Image squashing using docker engine api

90 views

Skip to first unread message

Ranjib Dey

unread,

May 25, 2016, 5:38:09 PM5/25/16

to docker-dev

Hello list,

I am trying to implement image squashing using the docker engine golang bindings. I am doing this to get rid of any sensitive data that may reside in the intermediate layers as part of the build process. I had earlier tried the docker-squash utility, which seems be broken since the introduction content addressable layer, hence I am rolling out my own using the go api client. My workflow is:

- Save image using SaveImage api call

- Import image using ImportImage, pass on additional metadata via changed parameter (such as CMD & WORKDIR)

After the successful import I can see that the new image exist and has the expected metadata using inspect, but the resultant image still fails to run, with docker daemon saying "Container command '/bin/sh' not found or does not exist"

At this point I am not sure whats missing, or what I am doing is just silly, I have went through a handful of issue threads, and the PR comments that implements "changes" parameter in import, and I think this should work,

any pointers will be very helpful, including calling it if this is a bad approach,

Link for the implementation prototype: https://gist.github.com/ranjib/d9f9798393a25971282de9e4093e49f2

Relevant github issues:

https://github.com/jwilder/docker-squash/issues/45

https://github.com/jwilder/docker-squash/issues/44

https://github.com/jwilder/docker-squash/pull/15

https://github.com/docker/docker/pull/9123

thanks in advance

ranjib

Rich Moyse

unread,

May 27, 2016, 9:24:51 AM5/27/16

to docker-dev

ranjib:

There are many reasons to dissuade you from creating a squash operator to achieve your stated goal of eliminating secrets from your image. Here are a couple:

Unless "squash" can be described as "not X" where "X" identifies the set of files you wish to retain then this is a very problematic mechanism for eliminating unnecessary components. Also, "not X" must be automatically generated from "X" via a well tested algorithm. Unfortunately, a number of "squash" implementations rely on manually generated linux rm commands or specifying the layer to remove. These implementations depend on a developer's knowledge of the buildtime tooling and intricacies of Docker's image/layer management. Therefore, when the implementation of any build tooling changes or Docker adapts its image management internals, you must identify how these changes potentially affect file names, layer locations of the buildtime artifacts in order to, when necessary, properly rewrite the "squash" operator's file/layer removal list. There's also the obvious shortcomings of mistakenly removing certain desired files while at the same time, potentially preserving undesired ones, if you can't strictly define "X" and "not X".
Since "squash", in the form you seek, isn't available via a public interface maintained by Docker, implementing this operator will require coupling to Docker's implementation, resulting in brittle code that's susceptible to changes in Docker's image management implementation. For example, Docker recently changed how it internally manages images in release 1.10. During this transition to content addressable images/layers, even some of its own public interfaces, like the Docker CLI, where decidedly impacted.

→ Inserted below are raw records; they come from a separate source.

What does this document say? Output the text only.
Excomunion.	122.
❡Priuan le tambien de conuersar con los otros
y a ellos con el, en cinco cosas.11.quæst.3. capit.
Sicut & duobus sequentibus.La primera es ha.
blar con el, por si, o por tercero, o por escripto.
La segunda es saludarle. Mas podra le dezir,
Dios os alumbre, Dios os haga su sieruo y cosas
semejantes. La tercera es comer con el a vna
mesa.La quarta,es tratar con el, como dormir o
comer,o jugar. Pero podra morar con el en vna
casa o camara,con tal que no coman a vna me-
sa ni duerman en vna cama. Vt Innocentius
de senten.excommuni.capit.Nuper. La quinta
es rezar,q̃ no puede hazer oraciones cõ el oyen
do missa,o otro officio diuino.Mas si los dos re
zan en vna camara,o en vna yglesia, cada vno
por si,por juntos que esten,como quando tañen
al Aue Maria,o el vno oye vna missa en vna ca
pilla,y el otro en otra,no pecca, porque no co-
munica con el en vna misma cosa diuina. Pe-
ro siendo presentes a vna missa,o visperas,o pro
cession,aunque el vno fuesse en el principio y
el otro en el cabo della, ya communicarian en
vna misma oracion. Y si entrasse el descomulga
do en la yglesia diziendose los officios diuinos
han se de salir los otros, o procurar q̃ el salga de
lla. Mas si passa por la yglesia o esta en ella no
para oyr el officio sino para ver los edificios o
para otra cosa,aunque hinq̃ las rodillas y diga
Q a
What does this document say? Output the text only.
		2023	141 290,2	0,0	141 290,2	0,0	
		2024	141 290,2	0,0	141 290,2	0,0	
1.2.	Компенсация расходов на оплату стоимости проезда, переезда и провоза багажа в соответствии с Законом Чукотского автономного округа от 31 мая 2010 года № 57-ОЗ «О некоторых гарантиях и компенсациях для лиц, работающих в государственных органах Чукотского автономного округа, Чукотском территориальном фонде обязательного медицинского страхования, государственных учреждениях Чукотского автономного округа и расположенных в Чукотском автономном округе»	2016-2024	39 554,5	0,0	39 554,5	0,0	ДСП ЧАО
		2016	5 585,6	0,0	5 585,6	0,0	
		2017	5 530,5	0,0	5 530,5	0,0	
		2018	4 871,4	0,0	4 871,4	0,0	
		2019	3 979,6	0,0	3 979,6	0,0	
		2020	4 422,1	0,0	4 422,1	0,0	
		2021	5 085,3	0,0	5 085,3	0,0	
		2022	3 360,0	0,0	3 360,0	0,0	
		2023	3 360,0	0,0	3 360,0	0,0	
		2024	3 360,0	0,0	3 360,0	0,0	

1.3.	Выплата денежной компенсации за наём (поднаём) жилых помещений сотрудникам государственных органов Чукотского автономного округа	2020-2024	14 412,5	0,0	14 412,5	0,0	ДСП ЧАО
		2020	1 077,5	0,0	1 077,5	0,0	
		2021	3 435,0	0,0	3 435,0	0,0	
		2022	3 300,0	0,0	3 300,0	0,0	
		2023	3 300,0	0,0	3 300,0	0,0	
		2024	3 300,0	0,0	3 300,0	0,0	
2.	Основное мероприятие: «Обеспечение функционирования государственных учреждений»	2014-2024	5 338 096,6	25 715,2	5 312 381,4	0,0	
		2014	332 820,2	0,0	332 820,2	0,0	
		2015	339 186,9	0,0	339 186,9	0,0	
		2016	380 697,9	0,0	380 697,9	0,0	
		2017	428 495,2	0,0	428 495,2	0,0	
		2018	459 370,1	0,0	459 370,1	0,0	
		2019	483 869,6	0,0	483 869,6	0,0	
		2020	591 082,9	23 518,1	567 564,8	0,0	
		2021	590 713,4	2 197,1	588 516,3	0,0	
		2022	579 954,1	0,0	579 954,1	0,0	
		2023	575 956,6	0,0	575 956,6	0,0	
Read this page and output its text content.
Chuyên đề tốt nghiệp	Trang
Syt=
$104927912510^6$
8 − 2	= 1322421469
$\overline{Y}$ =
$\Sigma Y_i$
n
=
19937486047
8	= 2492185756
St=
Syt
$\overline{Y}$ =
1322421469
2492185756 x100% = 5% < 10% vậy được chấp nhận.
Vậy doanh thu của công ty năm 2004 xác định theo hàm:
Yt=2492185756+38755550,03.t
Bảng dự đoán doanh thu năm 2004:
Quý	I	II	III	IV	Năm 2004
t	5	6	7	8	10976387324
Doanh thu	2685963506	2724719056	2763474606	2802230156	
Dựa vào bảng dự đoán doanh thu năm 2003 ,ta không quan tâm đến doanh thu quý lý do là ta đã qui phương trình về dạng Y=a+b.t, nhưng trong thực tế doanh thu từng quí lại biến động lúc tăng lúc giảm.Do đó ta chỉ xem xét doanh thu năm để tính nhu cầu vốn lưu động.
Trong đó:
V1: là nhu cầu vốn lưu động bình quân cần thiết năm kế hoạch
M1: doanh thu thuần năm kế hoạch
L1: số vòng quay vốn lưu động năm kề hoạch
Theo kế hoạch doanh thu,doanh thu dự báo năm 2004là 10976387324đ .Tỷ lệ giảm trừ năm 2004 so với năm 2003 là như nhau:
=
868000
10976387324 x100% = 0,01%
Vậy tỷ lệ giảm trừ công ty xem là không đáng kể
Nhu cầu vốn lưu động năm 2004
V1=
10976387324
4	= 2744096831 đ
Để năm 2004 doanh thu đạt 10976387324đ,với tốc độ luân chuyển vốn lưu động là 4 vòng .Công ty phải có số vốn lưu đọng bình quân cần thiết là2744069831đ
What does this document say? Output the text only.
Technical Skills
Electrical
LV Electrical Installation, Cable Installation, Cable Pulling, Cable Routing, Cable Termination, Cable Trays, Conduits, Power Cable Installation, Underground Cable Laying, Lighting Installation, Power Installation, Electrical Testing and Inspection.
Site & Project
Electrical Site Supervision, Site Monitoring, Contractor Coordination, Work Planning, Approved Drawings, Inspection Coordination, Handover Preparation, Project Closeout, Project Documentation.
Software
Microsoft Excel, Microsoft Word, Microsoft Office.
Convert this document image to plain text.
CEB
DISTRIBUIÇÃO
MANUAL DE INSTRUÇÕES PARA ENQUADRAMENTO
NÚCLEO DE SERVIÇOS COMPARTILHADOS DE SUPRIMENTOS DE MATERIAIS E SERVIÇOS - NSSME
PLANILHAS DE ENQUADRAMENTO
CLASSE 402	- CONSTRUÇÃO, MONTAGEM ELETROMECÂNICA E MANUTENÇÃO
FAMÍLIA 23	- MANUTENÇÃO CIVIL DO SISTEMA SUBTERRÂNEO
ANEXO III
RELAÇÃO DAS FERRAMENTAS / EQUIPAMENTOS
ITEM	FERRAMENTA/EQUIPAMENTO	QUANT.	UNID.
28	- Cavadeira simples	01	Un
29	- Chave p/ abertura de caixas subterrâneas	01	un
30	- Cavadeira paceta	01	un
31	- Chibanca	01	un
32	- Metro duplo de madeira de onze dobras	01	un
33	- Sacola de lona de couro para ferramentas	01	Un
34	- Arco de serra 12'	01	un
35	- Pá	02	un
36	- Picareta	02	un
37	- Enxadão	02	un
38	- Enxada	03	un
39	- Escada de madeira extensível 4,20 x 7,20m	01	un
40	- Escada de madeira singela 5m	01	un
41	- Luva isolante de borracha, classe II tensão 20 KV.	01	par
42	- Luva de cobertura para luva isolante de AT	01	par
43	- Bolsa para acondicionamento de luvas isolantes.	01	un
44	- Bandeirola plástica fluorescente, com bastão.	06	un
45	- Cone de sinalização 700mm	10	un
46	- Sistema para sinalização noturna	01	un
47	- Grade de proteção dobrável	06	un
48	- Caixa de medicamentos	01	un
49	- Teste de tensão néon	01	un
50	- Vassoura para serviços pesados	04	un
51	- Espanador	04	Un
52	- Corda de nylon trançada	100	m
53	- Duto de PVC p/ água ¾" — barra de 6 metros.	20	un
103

Assuming "X" is known, instead of building the final image via exclusion (squash), assemble it via inclusion. One could use the following public operators to essentially copy out/in the "X" needed to achieve your goal: docker cp,docker export, and docker import then use docker commit to specify the desired metadata settings. Composing these public operators results in code resilient to Docker tinkering with its internal image format. Since I also encountered issues similar to yours, I created a Bash script call dkrcp that encapsulates the previously mentioned public operators providing a means to create or evolve an image by copying files from containers, host file system, other images, and/or streamed tar. Although this scheme doesn't directly mesh with Docker's Automated build environment offered by Docker Hub, this concern seems irrelevant in your situation, as you're probably not building images containing secrets on public servers. That said, Dockerfiles and Builder could be used to create all the resources needed to assemble the "Final" image, and perhaps through clever use of web triggers, the scripting necessary to build the Final one could be automated.